AntiSec broke into Puckett and Faraj's servers, obtained nearly 3GB of emails (numbering tens of thousands of messages and dating back two years), and posted them onto the internet "to expose the corruption of the court systems and the brutality of US imperialism".
The trove included emails showing how Wuterich's lawyer, Mark Zaid, planned to meet Republican congressman Duncan Hunter about "making this whole case go away". But it also contained a mass of highly sensitive information from an array of cases unrelated to the Wuterich incident, such as witness statements from victims of sexual assault.
This caused unease among some members of Anonymous, with a statement published online purportedly from a disenchanted group saying that a “silent majority” were “growing uncomfortable with this new and inaccurate meaning for Anonymous.” AntiSec, however, has remained unapologetic.
"When justice cannot be found in the courts, it will be found in the streets – or in this case, the internet," says a hacker involved in the attack on Puckett and Faraj, adding that the group still has access to a private email account used by Neal Puckett, the firm's founder.
"Generally, we do work to redact information on bystanders – for example, in all of our police attacks, we have carefully redacted prisoner/parolee information. [But] it is the firm's responsibility to protect the information of their clients."
Will there be more attacks on law firms in the future? "If law firms stick their necks out in defence of notoriously corrupt corporations – especially if it is shown that wrongdoing was involved – then yes, I'd say that could be possible."
Adopting such an increasingly militant approach has gained AntiSec a number of vocal critics, most notably among organisations that in the past may have sympathised with the wider aims of the Anonymous movement.
Alex Hanff, managing director at consultancy firm Think Privacy and former communications project leader at civil liberties watchdog Privacy International, denounced the group earlier in February after it posted the source code of popular Symantec anti-virus software online, rendering it potentially unsafe. Hanff, who keeps in regular contact with those involved in Anonymous actions, was asked to endorse the Symantec release by AntiSec.

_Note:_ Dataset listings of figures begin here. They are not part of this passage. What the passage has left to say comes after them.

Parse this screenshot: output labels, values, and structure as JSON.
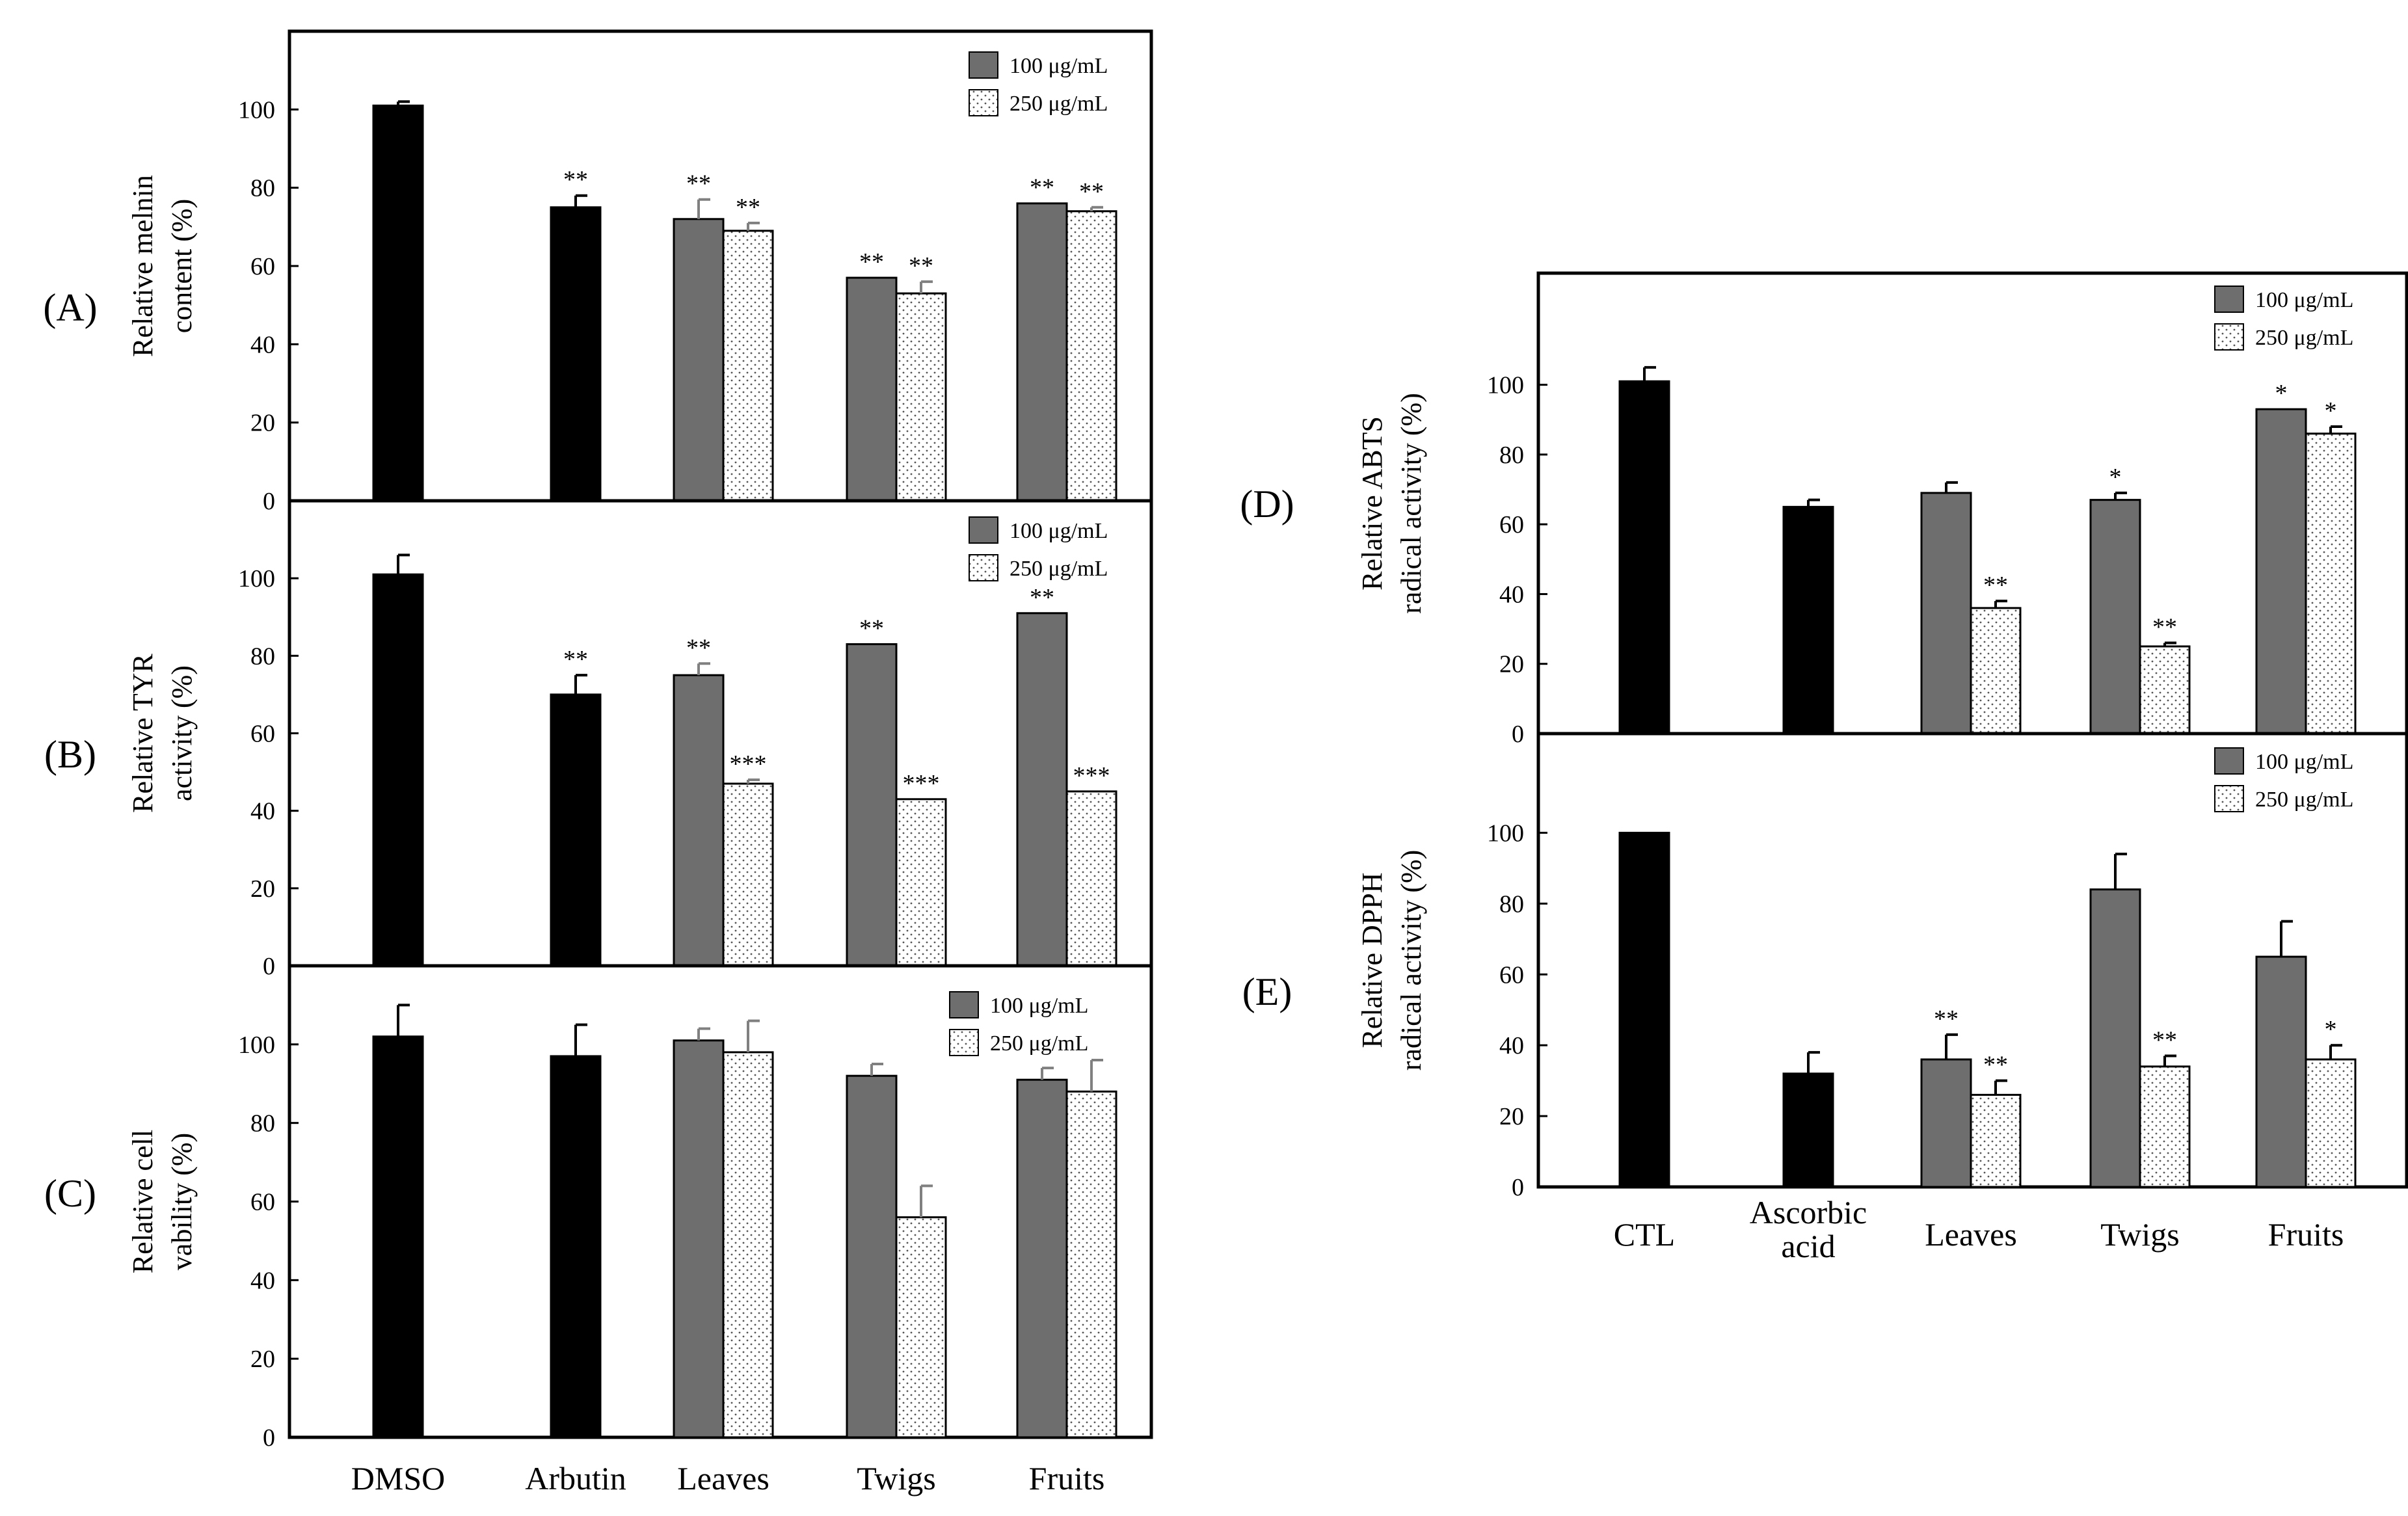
{
  "figure": {
    "colors": {
      "control": "#000000",
      "dose1": "#6e6e6e",
      "dose2": "#ffffff",
      "error": "#808080"
    }
  },
  "chart_data": [
    {
      "type": "bar",
      "panel": "(A)",
      "ylabel_lines": [
        "Relative  melnin",
        "content  (%)"
      ],
      "ylim": [
        0,
        120
      ],
      "yticks": [
        0,
        20,
        40,
        60,
        80,
        100
      ],
      "categories": [
        "DMSO",
        "Arbutin",
        "Leaves",
        "Twigs",
        "Fruits"
      ],
      "legend": [
        "100 μg/mL",
        "250 μg/mL"
      ],
      "series": [
        {
          "name": "control",
          "values": [
            101,
            75,
            null,
            null,
            null
          ],
          "errors": [
            1,
            3,
            null,
            null,
            null
          ],
          "stars": [
            "",
            "**",
            "",
            "",
            ""
          ]
        },
        {
          "name": "100 μg/mL",
          "values": [
            null,
            null,
            72,
            57,
            76
          ],
          "errors": [
            null,
            null,
            5,
            0,
            0
          ],
          "stars": [
            "",
            "",
            "**",
            "**",
            "**"
          ]
        },
        {
          "name": "250 μg/mL",
          "values": [
            null,
            null,
            69,
            53,
            74
          ],
          "errors": [
            null,
            null,
            2,
            3,
            1
          ],
          "stars": [
            "",
            "",
            "**",
            "**",
            "**"
          ]
        }
      ]
    },
    {
      "type": "bar",
      "panel": "(B)",
      "ylabel_lines": [
        "Relative  TYR",
        "activity  (%)"
      ],
      "ylim": [
        0,
        120
      ],
      "yticks": [
        0,
        20,
        40,
        60,
        80,
        100
      ],
      "categories": [
        "DMSO",
        "Arbutin",
        "Leaves",
        "Twigs",
        "Fruits"
      ],
      "legend": [
        "100 μg/mL",
        "250 μg/mL"
      ],
      "series": [
        {
          "name": "control",
          "values": [
            101,
            70,
            null,
            null,
            null
          ],
          "errors": [
            5,
            5,
            null,
            null,
            null
          ],
          "stars": [
            "",
            "**",
            "",
            "",
            ""
          ]
        },
        {
          "name": "100 μg/mL",
          "values": [
            null,
            null,
            75,
            83,
            91
          ],
          "errors": [
            null,
            null,
            3,
            0,
            0
          ],
          "stars": [
            "",
            "",
            "**",
            "**",
            "**"
          ]
        },
        {
          "name": "250 μg/mL",
          "values": [
            null,
            null,
            47,
            43,
            45
          ],
          "errors": [
            null,
            null,
            1,
            0,
            0
          ],
          "stars": [
            "",
            "",
            "***",
            "***",
            "***"
          ]
        }
      ]
    },
    {
      "type": "bar",
      "panel": "(C)",
      "ylabel_lines": [
        "Relative  cell",
        "vability  (%)"
      ],
      "ylim": [
        0,
        120
      ],
      "yticks": [
        0,
        20,
        40,
        60,
        80,
        100
      ],
      "categories": [
        "DMSO",
        "Arbutin",
        "Leaves",
        "Twigs",
        "Fruits"
      ],
      "legend": [
        "100 μg/mL",
        "250 μg/mL"
      ],
      "series": [
        {
          "name": "control",
          "values": [
            102,
            97,
            null,
            null,
            null
          ],
          "errors": [
            8,
            8,
            null,
            null,
            null
          ],
          "stars": [
            "",
            "",
            "",
            "",
            ""
          ]
        },
        {
          "name": "100 μg/mL",
          "values": [
            null,
            null,
            101,
            92,
            91
          ],
          "errors": [
            null,
            null,
            3,
            3,
            3
          ],
          "stars": [
            "",
            "",
            "",
            "",
            ""
          ]
        },
        {
          "name": "250 μg/mL",
          "values": [
            null,
            null,
            98,
            56,
            88
          ],
          "errors": [
            null,
            null,
            8,
            8,
            8
          ],
          "stars": [
            "",
            "",
            "",
            "",
            ""
          ]
        }
      ]
    },
    {
      "type": "bar",
      "panel": "(D)",
      "ylabel_lines": [
        "Relative  ABTS",
        "radical activity  (%)"
      ],
      "ylim": [
        0,
        132
      ],
      "yticks": [
        0,
        20,
        40,
        60,
        80,
        100
      ],
      "categories": [
        "CTL",
        "Ascorbic acid",
        "Leaves",
        "Twigs",
        "Fruits"
      ],
      "legend": [
        "100 μg/mL",
        "250 μg/mL"
      ],
      "series": [
        {
          "name": "control",
          "values": [
            101,
            65,
            null,
            null,
            null
          ],
          "errors": [
            4,
            2,
            null,
            null,
            null
          ],
          "stars": [
            "",
            "",
            "",
            "",
            ""
          ]
        },
        {
          "name": "100 μg/mL",
          "values": [
            null,
            null,
            69,
            67,
            93
          ],
          "errors": [
            null,
            null,
            3,
            2,
            0
          ],
          "stars": [
            "",
            "",
            "",
            "*",
            "*"
          ]
        },
        {
          "name": "250 μg/mL",
          "values": [
            null,
            null,
            36,
            25,
            86
          ],
          "errors": [
            null,
            null,
            2,
            1,
            2
          ],
          "stars": [
            "",
            "",
            "**",
            "**",
            "*"
          ]
        }
      ]
    },
    {
      "type": "bar",
      "panel": "(E)",
      "ylabel_lines": [
        "Relative  DPPH",
        "radical activity  (%)"
      ],
      "ylim": [
        0,
        128
      ],
      "yticks": [
        0,
        20,
        40,
        60,
        80,
        100
      ],
      "categories": [
        "CTL",
        "Ascorbic acid",
        "Leaves",
        "Twigs",
        "Fruits"
      ],
      "legend": [
        "100 μg/mL",
        "250 μg/mL"
      ],
      "series": [
        {
          "name": "control",
          "values": [
            100,
            32,
            null,
            null,
            null
          ],
          "errors": [
            0,
            6,
            null,
            null,
            null
          ],
          "stars": [
            "",
            "",
            "",
            "",
            ""
          ]
        },
        {
          "name": "100 μg/mL",
          "values": [
            null,
            null,
            36,
            84,
            65
          ],
          "errors": [
            null,
            null,
            7,
            10,
            10
          ],
          "stars": [
            "",
            "",
            "**",
            "",
            ""
          ]
        },
        {
          "name": "250 μg/mL",
          "values": [
            null,
            null,
            26,
            34,
            36
          ],
          "errors": [
            null,
            null,
            4,
            3,
            4
          ],
          "stars": [
            "",
            "",
            "**",
            "**",
            "*"
          ]
        }
      ]
    }
  ]
}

When he refused, saying it could make thousands of computer users vulnerable to criminals, a Privacy International affiliated website came under attack.
"People who hold Anonymous's cause close to heart are incredibly aggravated by the actions of AntiSec," Hanff says. "There is a very significant lack of social responsibility, morals and ethics – they seem to be a group that are bent on only pursing their own course, for their own purposes, without any awareness or even any care for what the consequences of that may be."

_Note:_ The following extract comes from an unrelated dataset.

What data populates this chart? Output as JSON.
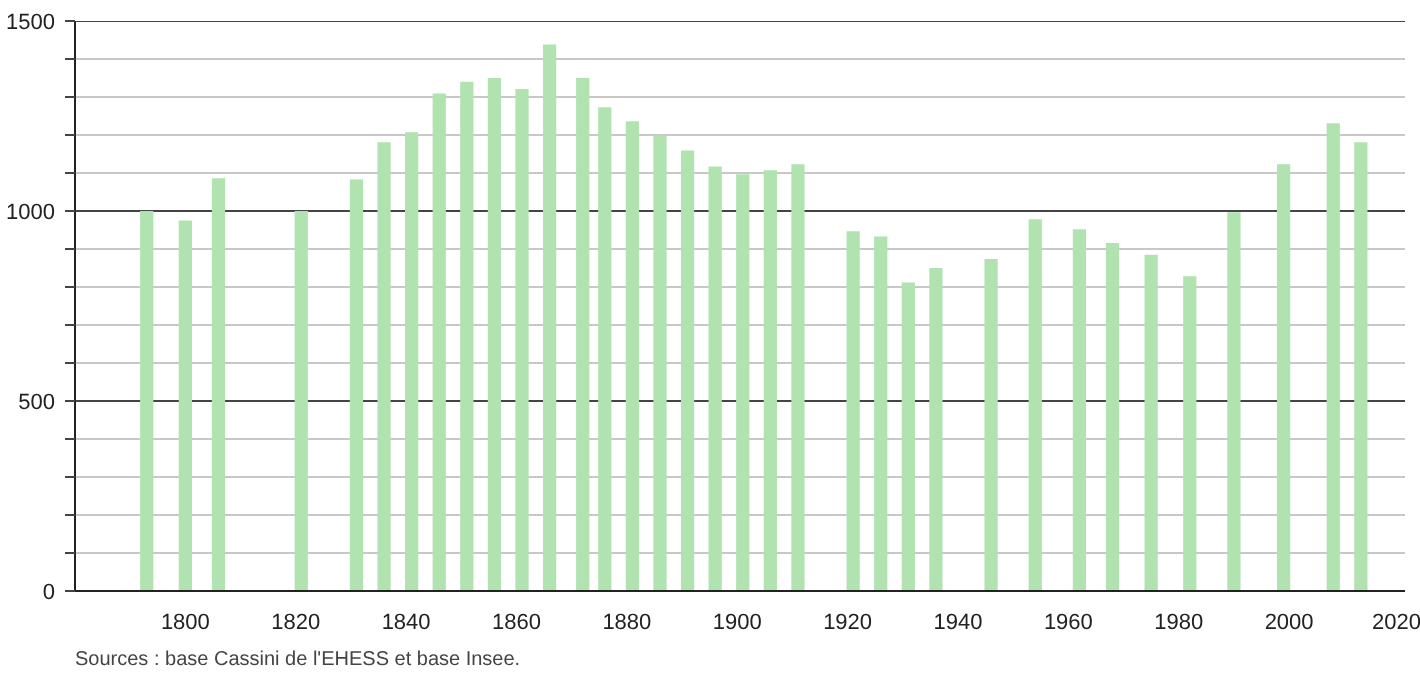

Some believe the increasingly erratic attacks, perpetrated by small cells of hackers such as AntiSec, only serve to give governments justification for asserting greater control over the internet.
At present, though, it seems even the introduction of punitive legislation would prove futile, because the most skilled hackers – as volatile as they may be – are able to outsmart and outstep the authorities at almost every turn, and, perhaps most crucially, are committed to stop at nothing.
"I don't want come off as someone who's saying that our particular grievance is going to be the thing that ruins America – that finishes it off – but that's what it's looking like from our standpoint," says Barrett Brown, an activist who works closely with AntiSec.
"This is going to turn into an actual shooting war. It just looks to me like things are accelerating ... if you're mad at us now, just wait a couple of years. No one's burning down villages; no one's dropping bombs – yet."